Segundo Passarinho, a regra de transição servirá para que os Estados de destino da energia se adaptem à legislação. “Procuramos fazer justiça na repartição do ICMS, atribuindo aos Estados que produzem energia elétrica a competência para arrecadar esse tributo.”
Tramita apensada
Já a PEC 61/15, do deputado Júlio Cesar (PSD-PI), que tramita apensada à PEC 49/15, garante ao Estado produtor de energia elétrica por fonte eólica ou solar o valor total do ICMS da operação.
Passarinho citou o caso do Pará e do Paraná responsáveis por 7,23% e 18,15%, respectivamente, da geração de energia elétrica de todo o País em 2013, segundo dados da Empresa de Pesquisa Energética (EPE).
A arrecadação desses Estados ficou, porém, em 2,3% (Pará) e 8,38% (Paraná), de acordo com o Conselho Nacional de Políticas Fazendárias (Confaz). “Esse descompasso levou a uma perda de receita pública de, no mínimo, de R$ 500 milhões, em 2013, somente no Pará”, afirmou.
Alíquota interestadual
A alíquota interestadual, já usada nas transações entre empresas em diferentes Estados, tem dois índices: 7% e 12%, conforme a região dos Estados de origem e de destino das mercadorias.
Quando os produtos saem do Sul e do Sudeste (exceto Espírito Santo) para Estados das demais regiões, aplica-se a de 7%. A de 12% é usada em todos os demais destinos, inclusive dos Estados do Sul e Sudeste entre si.
Essas regras foram criadas para incentivar o desenvolvimento regional, pois, em 1988, ano da Constituição, Sul e Sudeste concentravam grande parte das indústrias.
A futura lei terá de respeitar os princípios tributários da anterioridade e da noventena.
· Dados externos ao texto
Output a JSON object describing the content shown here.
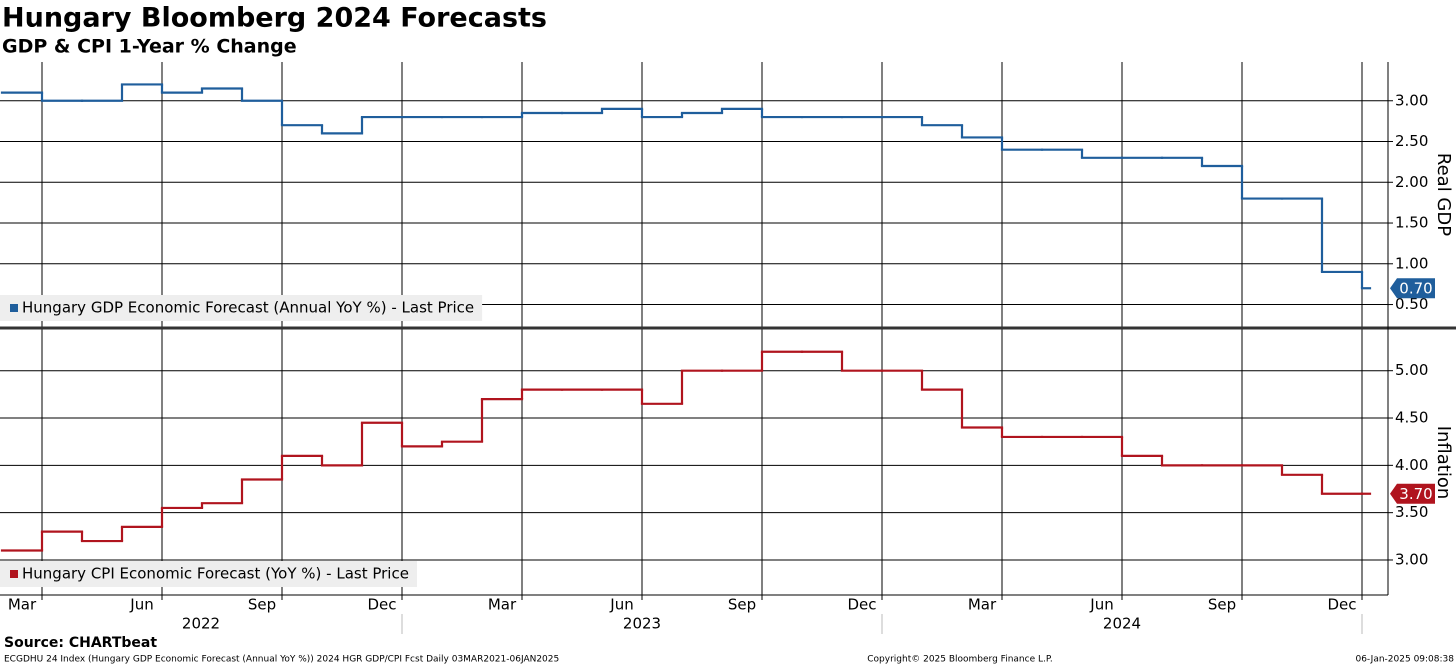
{
  "title": "Hungary Bloomberg 2024 Forecasts",
  "subtitle": "GDP & CPI 1-Year % Change",
  "source": "Source: CHARTbeat",
  "footer": {
    "left": "ECGDHU 24 Index (Hungary GDP Economic Forecast (Annual YoY %)) 2024 HGR GDP/CPI Fcst  Daily 03MAR2021-06JAN2025",
    "center": "Copyright© 2025 Bloomberg Finance L.P.",
    "right": "06-Jan-2025 09:08:38"
  },
  "x_axis": {
    "xlim": [
      "2022-03",
      "2025-01"
    ],
    "xticks": [
      {
        "value": "2022-03",
        "label": "Mar"
      },
      {
        "value": "2022-06",
        "label": "Jun"
      },
      {
        "value": "2022-09",
        "label": "Sep"
      },
      {
        "value": "2022-12",
        "label": "Dec"
      },
      {
        "value": "2023-03",
        "label": "Mar"
      },
      {
        "value": "2023-06",
        "label": "Jun"
      },
      {
        "value": "2023-09",
        "label": "Sep"
      },
      {
        "value": "2023-12",
        "label": "Dec"
      },
      {
        "value": "2024-03",
        "label": "Mar"
      },
      {
        "value": "2024-06",
        "label": "Jun"
      },
      {
        "value": "2024-09",
        "label": "Sep"
      },
      {
        "value": "2024-12",
        "label": "Dec"
      }
    ],
    "years": [
      "2022",
      "2023",
      "2024"
    ]
  },
  "chart_data": [
    {
      "type": "line",
      "step": true,
      "y_label": "Real GDP",
      "grid": true,
      "ylim": [
        0.2,
        3.5
      ],
      "yticks": [
        {
          "value": 0.5,
          "label": "0.50"
        },
        {
          "value": 1.0,
          "label": "1.00"
        },
        {
          "value": 1.5,
          "label": "1.50"
        },
        {
          "value": 2.0,
          "label": "2.00"
        },
        {
          "value": 2.5,
          "label": "2.50"
        },
        {
          "value": 3.0,
          "label": "3.00"
        }
      ],
      "x": [
        "2022-03",
        "2022-04",
        "2022-05",
        "2022-06",
        "2022-07",
        "2022-08",
        "2022-09",
        "2022-10",
        "2022-11",
        "2022-12",
        "2023-01",
        "2023-02",
        "2023-03",
        "2023-04",
        "2023-05",
        "2023-06",
        "2023-07",
        "2023-08",
        "2023-09",
        "2023-10",
        "2023-11",
        "2023-12",
        "2024-01",
        "2024-02",
        "2024-03",
        "2024-04",
        "2024-05",
        "2024-06",
        "2024-07",
        "2024-08",
        "2024-09",
        "2024-10",
        "2024-11",
        "2024-12",
        "2025-01"
      ],
      "series": [
        {
          "name": "Hungary GDP Economic Forecast (Annual YoY %) - Last Price",
          "color": "#1f5e9c",
          "values": [
            3.1,
            3.0,
            3.0,
            3.2,
            3.1,
            3.15,
            3.0,
            2.7,
            2.6,
            2.8,
            2.8,
            2.8,
            2.8,
            2.85,
            2.85,
            2.9,
            2.8,
            2.85,
            2.9,
            2.8,
            2.8,
            2.8,
            2.8,
            2.7,
            2.55,
            2.4,
            2.4,
            2.3,
            2.3,
            2.3,
            2.2,
            1.8,
            1.8,
            0.9,
            0.7
          ],
          "last_value_label": "0.70"
        }
      ]
    },
    {
      "type": "line",
      "step": true,
      "y_label": "Inflation",
      "grid": true,
      "ylim": [
        2.63,
        5.43
      ],
      "yticks": [
        {
          "value": 3.0,
          "label": "3.00"
        },
        {
          "value": 3.5,
          "label": "3.50"
        },
        {
          "value": 4.0,
          "label": "4.00"
        },
        {
          "value": 4.5,
          "label": "4.50"
        },
        {
          "value": 5.0,
          "label": "5.00"
        }
      ],
      "x": [
        "2022-03",
        "2022-04",
        "2022-05",
        "2022-06",
        "2022-07",
        "2022-08",
        "2022-09",
        "2022-10",
        "2022-11",
        "2022-12",
        "2023-01",
        "2023-02",
        "2023-03",
        "2023-04",
        "2023-05",
        "2023-06",
        "2023-07",
        "2023-08",
        "2023-09",
        "2023-10",
        "2023-11",
        "2023-12",
        "2024-01",
        "2024-02",
        "2024-03",
        "2024-04",
        "2024-05",
        "2024-06",
        "2024-07",
        "2024-08",
        "2024-09",
        "2024-10",
        "2024-11",
        "2024-12",
        "2025-01"
      ],
      "series": [
        {
          "name": "Hungary CPI Economic Forecast (YoY %) - Last Price",
          "color": "#b0141e",
          "values": [
            3.1,
            3.3,
            3.2,
            3.35,
            3.55,
            3.6,
            3.85,
            4.1,
            4.0,
            4.45,
            4.2,
            4.25,
            4.7,
            4.8,
            4.8,
            4.8,
            4.65,
            5.0,
            5.0,
            5.2,
            5.2,
            5.0,
            5.0,
            4.8,
            4.4,
            4.3,
            4.3,
            4.3,
            4.1,
            4.0,
            4.0,
            4.0,
            3.9,
            3.7,
            3.7
          ],
          "last_value_label": "3.70"
        }
      ]
    }
  ]
}
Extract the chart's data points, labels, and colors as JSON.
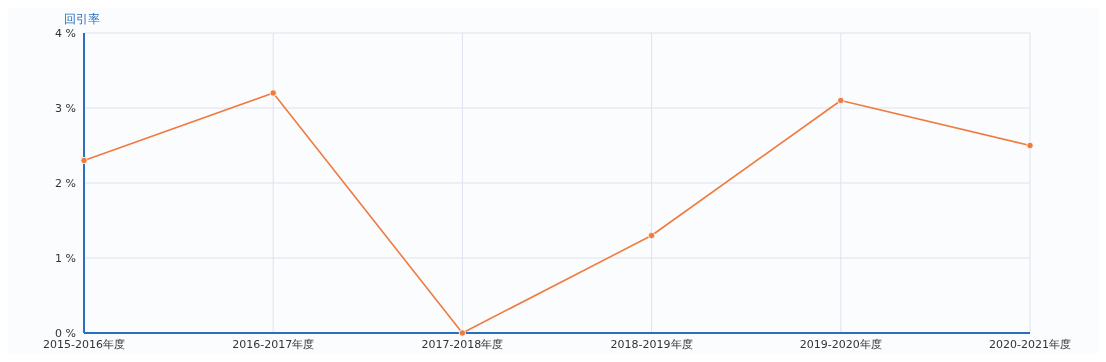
{
  "chart_data": {
    "type": "line",
    "ylabel": "回引率",
    "categories": [
      "2015-2016年度",
      "2016-2017年度",
      "2017-2018年度",
      "2018-2019年度",
      "2019-2020年度",
      "2020-2021年度"
    ],
    "series": [
      {
        "color": "#f07b3f",
        "values": [
          2.3,
          3.2,
          0,
          1.3,
          3.1,
          2.5
        ]
      }
    ],
    "ylim": [
      0,
      4
    ],
    "yticks": [
      {
        "value": 0,
        "label": "0 %"
      },
      {
        "value": 1,
        "label": "1 %"
      },
      {
        "value": 2,
        "label": "2 %"
      },
      {
        "value": 3,
        "label": "3 %"
      },
      {
        "value": 4,
        "label": "4 %"
      }
    ],
    "grid": true,
    "marker": "circle",
    "line_style": "solid"
  }
}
Com isso, a norma entrará em vigor 90 dias após a sua publicação e o imposto passará a incidir a partir do exercício financeiro seguinte.
Tramitação
A PEC 49/15 terá sua admissibilidade analisada pela Comissão de Constituição e Justiça e de Cidadania (CCJ). Caso seja admitida, seguirá para uma comissão especial de deputados a ser criada especificamente para esse fim. Se aprovada, será votada, em dois turnos, no Plenário da Câmara dos Deputados.